Since your ability to effectively manage blood sugar is now compromised, you are starting to crave sugar for the energy.  You are trying to exogenously manage your glucose levels via sugar intake.  Eating something sweet will give you a short lived burst of energy (just like cortisol raising your blood sugar) until you crash again and are looking for something sweet.  This is why the combination of caffeine and sugar in a soda works well for you, albeit temporarily.  The sugar raises your blood glucose and the caffeine stimulates a little bit of a cortisol release from the already beat up adrenals (kind of like beating a dying horse).

The body is also very reliant on cortisol production for effective exercise.  Therefore when you do exercise hard you are once again calling upon the adrenals to fire and beating the dying horse again.  Replacing the glycogen stores in your muscles is impaired causing you to have a hard time recovering from exercise.  This is why exercise makes you feel bad but everyone else feels good.

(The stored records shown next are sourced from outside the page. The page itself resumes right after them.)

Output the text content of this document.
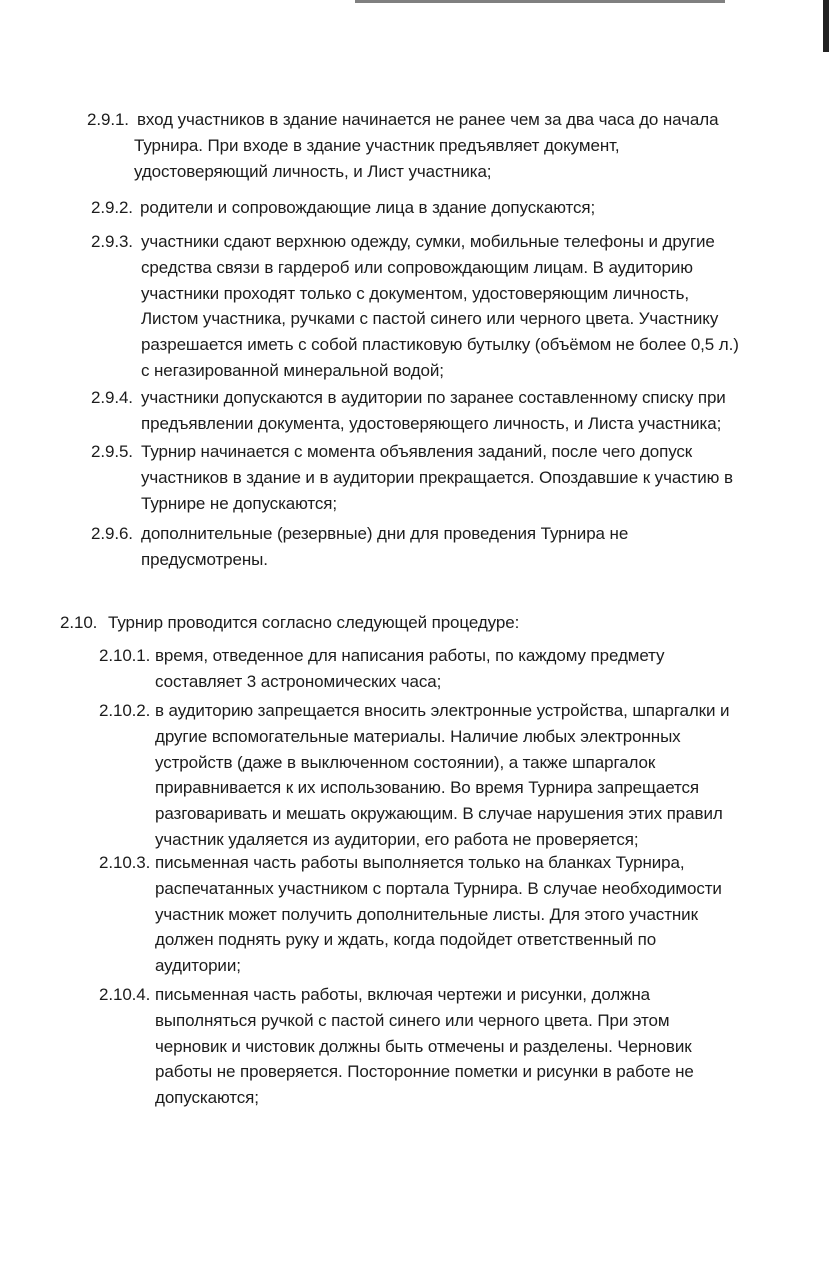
2.9.1. вход участников в здание начинается не ранее чем за два часа до начала
Турнира. При входе в здание участник предъявляет документ,
удостоверяющий личность, и Лист участника;
2.9.2. родители и сопровождающие лица в здание допускаются;
2.9.3. участники сдают верхнюю одежду, сумки, мобильные телефоны и другие
средства связи в гардероб или сопровождающим лицам. В аудиторию
участники проходят только с документом, удостоверяющим личность,
Листом участника, ручками с пастой синего или черного цвета. Участнику
разрешается иметь с собой пластиковую бутылку (объёмом не более 0,5 л.)
с негазированной минеральной водой;
2.9.4. участники допускаются в аудитории по заранее составленному списку при
предъявлении документа, удостоверяющего личность, и Листа участника;
2.9.5. Турнир начинается с момента объявления заданий, после чего допуск
участников в здание и в аудитории прекращается. Опоздавшие к участию в
Турнире не допускаются;
2.9.6. дополнительные (резервные) дни для проведения Турнира не
предусмотрены.
2.10. Турнир проводится согласно следующей процедуре:
2.10.1. время, отведенное для написания работы, по каждому предмету
составляет 3 астрономических часа;
2.10.2. в аудиторию запрещается вносить электронные устройства, шпаргалки и
другие вспомогательные материалы. Наличие любых электронных
устройств (даже в выключенном состоянии), а также шпаргалок
приравнивается к их использованию. Во время Турнира запрещается
разговаривать и мешать окружающим. В случае нарушения этих правил
участник удаляется из аудитории, его работа не проверяется;
2.10.3. письменная часть работы выполняется только на бланках Турнира,
распечатанных участником с портала Турнира. В случае необходимости
участник может получить дополнительные листы. Для этого участник
должен поднять руку и ждать, когда подойдет ответственный по
аудитории;
2.10.4. письменная часть работы, включая чертежи и рисунки, должна
выполняться ручкой с пастой синего или черного цвета. При этом
черновик и чистовик должны быть отмечены и разделены. Черновик
работы не проверяется. Посторонние пометки и рисунки в работе не
допускаются;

So now that we know the cause of your issues how can we help it?  One of the best things that has worked over the years to help heal adrenal fatigue in about 80% of the cases is the following concoction:  mix ½ teaspoon of cream of tartar with a ½ cup of orange or pineapple juice and drink at bedtime for eight weeks (I would recommend pineapple juice over orange juice if you have an acidic stomach).  Cream of tartar is actually the residue found in the bottoms of wine barrels and has a high potassium content.  Potassium has a net positive effect of helping to heal the adrenal glands.  The orange or pineapple juice helps to stabilize the blood glucose levels at night to inhibit the release of adrenaline and norepinephrine.  After five to ten days of doing this you will experience that you are waking less at night, having less night sweats, and waking more refreshed.  After two weeks, generally your energy and endurance will begin to improve.  This cream of tartar mixture works remarkably well.

Since chronic stress is the main reason your adrenal glands have become fatigued in the first place, anything you can do to reduce stress can help.  Studies have shown that deep breathing and meditation can help.  When you take a deep breath, oxygen reaches into the lower parts of your lungs to stimulate receptors that feedback to the adrenals telling them to relax.  When stressed, your breathing is shallow and the receptors in the lower parts of your lungs are not stimulated.  There is a plethora of meditation and breathing techniques but I like to keep it simple.  I’m a fan of six second box breathing in which you inhale deeply through your nose for six seconds, hold it for six seconds, exhale for six seconds, and hold again for six seconds before repeating.  This works quite well and can be done for a few minutes daily.

The above approach won’t work for everybody but does work for the majority.  Adrenal fatigue can get very complicated and sometimes requires supplemental interventions to help move folks to better health.  But give the cream of tartar mixture and deep breathing a try and see what it does for you.

Dr. Jeff Roberts, a 1998 graduate of Palmer College of Chiropractic, has practiced in Lebanon, KY for 18 years.